Geschichte

Das gesungene Lob Gottes hat in unserem Land eine tausendjährige Tradition. Vor allem die Klöster pflegten damals Musik und Gesang im Gottesdienst. Seit etwa 450 Jahren lassen sich in Pfarrgemeinden unserer Erzdiözese Sängerchöre urkundlich nachweisen. Obwohl Kriege und Seuchen das Land heimsuchten, fanden sich immer wieder Menschen zum Lob Gottes zusammen.

Die Zeit der Aufklärung und die Säkularisation nach dem Jahr 1803, die damit verbundene Auflösung der Klöster, die Aufhebung der Bistümer und der geistlichen Fürstentümer brachte einen Niedergang der Kirchenmusik und in vielen Gemeinden das Ende einer reichen kirchenmusikalischen Praxis mit sich.

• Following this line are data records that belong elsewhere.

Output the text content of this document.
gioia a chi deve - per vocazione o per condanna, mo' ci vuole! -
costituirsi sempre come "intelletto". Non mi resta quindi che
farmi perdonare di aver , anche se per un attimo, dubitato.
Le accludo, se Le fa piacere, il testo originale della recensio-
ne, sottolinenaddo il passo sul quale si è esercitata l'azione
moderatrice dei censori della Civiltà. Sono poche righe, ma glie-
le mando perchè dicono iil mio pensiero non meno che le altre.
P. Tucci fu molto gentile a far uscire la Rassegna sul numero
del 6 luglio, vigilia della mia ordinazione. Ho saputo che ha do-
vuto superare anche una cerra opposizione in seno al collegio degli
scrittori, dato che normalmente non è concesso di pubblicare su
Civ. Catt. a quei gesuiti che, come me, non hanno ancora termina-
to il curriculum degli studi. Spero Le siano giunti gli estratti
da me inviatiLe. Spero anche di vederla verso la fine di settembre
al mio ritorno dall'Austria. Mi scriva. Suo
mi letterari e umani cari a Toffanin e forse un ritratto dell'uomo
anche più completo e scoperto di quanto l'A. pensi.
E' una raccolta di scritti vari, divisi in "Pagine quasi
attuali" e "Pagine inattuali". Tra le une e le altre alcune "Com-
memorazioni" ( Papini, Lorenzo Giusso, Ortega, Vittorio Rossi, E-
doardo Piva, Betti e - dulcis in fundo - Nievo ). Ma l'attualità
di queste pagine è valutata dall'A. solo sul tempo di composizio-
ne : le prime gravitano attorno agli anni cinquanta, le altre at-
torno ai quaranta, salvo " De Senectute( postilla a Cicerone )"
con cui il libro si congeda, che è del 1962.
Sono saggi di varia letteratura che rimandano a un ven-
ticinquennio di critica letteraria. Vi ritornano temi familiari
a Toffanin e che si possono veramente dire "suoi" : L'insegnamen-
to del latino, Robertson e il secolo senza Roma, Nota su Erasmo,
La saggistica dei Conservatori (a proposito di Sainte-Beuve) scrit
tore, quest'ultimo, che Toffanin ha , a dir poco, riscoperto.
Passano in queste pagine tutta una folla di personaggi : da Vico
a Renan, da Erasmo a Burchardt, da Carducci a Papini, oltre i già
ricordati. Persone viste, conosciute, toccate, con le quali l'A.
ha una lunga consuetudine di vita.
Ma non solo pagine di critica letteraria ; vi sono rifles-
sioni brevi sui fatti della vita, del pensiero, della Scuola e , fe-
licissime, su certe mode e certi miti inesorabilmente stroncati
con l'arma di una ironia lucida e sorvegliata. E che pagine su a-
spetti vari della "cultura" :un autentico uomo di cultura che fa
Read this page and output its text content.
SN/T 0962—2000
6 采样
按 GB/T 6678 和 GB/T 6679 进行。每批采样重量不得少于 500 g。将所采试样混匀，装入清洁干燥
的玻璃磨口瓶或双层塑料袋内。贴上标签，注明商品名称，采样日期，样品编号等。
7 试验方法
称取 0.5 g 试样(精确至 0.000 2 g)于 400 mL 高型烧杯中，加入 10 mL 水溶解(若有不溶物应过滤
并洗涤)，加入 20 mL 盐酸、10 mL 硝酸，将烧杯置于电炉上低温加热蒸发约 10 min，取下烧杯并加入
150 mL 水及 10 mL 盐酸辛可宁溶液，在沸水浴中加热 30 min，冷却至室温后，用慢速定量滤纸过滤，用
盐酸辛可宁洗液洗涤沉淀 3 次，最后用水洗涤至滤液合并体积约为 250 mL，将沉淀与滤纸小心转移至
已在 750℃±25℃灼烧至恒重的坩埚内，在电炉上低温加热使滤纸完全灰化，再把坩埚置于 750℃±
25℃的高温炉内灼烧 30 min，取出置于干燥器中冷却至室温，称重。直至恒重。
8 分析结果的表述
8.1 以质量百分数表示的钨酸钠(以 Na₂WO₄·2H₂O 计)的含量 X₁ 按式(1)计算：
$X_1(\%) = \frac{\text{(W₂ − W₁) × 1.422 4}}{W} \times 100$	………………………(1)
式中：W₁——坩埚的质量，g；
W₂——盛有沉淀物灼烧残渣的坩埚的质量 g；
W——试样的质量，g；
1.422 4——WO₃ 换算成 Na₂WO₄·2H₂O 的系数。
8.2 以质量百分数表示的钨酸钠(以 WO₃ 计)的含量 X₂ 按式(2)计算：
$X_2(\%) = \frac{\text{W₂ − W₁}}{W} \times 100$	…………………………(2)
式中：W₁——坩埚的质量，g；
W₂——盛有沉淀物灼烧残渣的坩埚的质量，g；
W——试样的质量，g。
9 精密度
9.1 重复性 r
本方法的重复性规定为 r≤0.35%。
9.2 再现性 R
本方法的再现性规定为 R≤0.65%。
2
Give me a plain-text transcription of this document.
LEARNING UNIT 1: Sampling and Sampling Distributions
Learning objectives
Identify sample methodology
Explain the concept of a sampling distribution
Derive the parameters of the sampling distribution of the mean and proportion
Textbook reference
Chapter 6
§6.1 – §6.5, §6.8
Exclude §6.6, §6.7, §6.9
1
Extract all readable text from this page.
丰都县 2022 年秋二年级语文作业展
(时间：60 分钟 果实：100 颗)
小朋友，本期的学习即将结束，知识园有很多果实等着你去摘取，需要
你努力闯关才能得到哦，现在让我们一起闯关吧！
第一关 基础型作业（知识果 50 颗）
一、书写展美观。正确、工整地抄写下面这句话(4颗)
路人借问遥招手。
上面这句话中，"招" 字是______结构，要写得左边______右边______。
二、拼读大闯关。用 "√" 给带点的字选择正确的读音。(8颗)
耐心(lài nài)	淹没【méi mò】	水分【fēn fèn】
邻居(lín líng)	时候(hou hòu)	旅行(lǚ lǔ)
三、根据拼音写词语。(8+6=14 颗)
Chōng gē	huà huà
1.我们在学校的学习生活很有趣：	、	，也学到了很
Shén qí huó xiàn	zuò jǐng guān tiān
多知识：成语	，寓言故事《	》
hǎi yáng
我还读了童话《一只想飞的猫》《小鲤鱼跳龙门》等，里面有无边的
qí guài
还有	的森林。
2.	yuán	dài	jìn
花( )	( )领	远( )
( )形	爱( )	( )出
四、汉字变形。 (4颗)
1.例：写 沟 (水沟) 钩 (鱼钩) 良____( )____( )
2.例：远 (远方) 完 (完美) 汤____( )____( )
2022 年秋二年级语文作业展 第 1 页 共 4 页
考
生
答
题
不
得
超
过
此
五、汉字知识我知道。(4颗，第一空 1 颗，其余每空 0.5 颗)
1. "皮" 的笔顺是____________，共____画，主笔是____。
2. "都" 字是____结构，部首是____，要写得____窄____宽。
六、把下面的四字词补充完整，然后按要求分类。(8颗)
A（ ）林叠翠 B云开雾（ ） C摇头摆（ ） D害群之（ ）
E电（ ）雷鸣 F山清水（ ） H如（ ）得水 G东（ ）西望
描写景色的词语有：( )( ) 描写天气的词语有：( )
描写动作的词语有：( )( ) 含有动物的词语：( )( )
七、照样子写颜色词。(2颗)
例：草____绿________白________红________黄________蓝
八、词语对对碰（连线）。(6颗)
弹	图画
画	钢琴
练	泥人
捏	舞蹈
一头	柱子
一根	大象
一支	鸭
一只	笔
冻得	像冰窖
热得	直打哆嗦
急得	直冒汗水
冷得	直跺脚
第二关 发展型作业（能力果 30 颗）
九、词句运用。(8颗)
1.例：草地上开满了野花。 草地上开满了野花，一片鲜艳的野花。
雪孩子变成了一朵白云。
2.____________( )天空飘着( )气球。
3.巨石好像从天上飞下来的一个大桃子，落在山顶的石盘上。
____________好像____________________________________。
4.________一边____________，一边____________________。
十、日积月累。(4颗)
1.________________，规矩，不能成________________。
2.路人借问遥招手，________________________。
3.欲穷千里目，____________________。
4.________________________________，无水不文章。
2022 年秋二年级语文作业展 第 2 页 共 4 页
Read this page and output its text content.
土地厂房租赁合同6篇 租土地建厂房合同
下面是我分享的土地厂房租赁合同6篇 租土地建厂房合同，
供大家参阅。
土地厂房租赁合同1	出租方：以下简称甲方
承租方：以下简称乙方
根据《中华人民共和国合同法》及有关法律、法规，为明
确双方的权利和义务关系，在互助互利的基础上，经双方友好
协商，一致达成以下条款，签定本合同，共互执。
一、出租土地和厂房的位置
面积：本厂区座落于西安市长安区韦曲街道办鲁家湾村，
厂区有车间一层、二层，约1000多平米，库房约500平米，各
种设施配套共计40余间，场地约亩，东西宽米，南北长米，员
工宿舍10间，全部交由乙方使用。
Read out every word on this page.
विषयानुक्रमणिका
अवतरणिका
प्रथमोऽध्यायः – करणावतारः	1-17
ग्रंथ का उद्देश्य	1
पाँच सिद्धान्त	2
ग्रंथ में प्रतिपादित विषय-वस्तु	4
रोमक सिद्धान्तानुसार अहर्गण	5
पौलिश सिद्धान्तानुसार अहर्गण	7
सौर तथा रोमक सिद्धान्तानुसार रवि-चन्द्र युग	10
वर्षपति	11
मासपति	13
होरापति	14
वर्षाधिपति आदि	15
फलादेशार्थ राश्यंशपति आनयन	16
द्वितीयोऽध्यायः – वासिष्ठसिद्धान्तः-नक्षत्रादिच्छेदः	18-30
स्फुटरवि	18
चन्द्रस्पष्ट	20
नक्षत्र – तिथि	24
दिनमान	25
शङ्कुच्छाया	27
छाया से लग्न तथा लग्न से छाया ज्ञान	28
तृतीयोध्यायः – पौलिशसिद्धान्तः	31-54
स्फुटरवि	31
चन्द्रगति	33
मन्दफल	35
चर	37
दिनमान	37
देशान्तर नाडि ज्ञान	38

Die Cäcilianische Bewegung des 19. Jahrhunderts setzte sich für die Erneuerung der Kirchenmusik, vor allem des Kirchengesangs, ein. Dies führte im Jahr 1868 zur Gründung des "Allgemeinen Cäcilienvereins für die Länder der deutschen Zunge" und zur Gründung der Kirchenmusikschule in Regensburg im Jahr 1874.

Am 7. Oktober 1878 wurde der Cäcilienverband der Erzdiözese Freiburg bei der Generalversammlung der Cäcilienvereine in Freiburg gegründet.

In vielen Gemeinden entstanden neue Cäcilienvereine. Es wurden auch schon bestehende Kirchenchöre als Cäcilienvereine neu gegründet.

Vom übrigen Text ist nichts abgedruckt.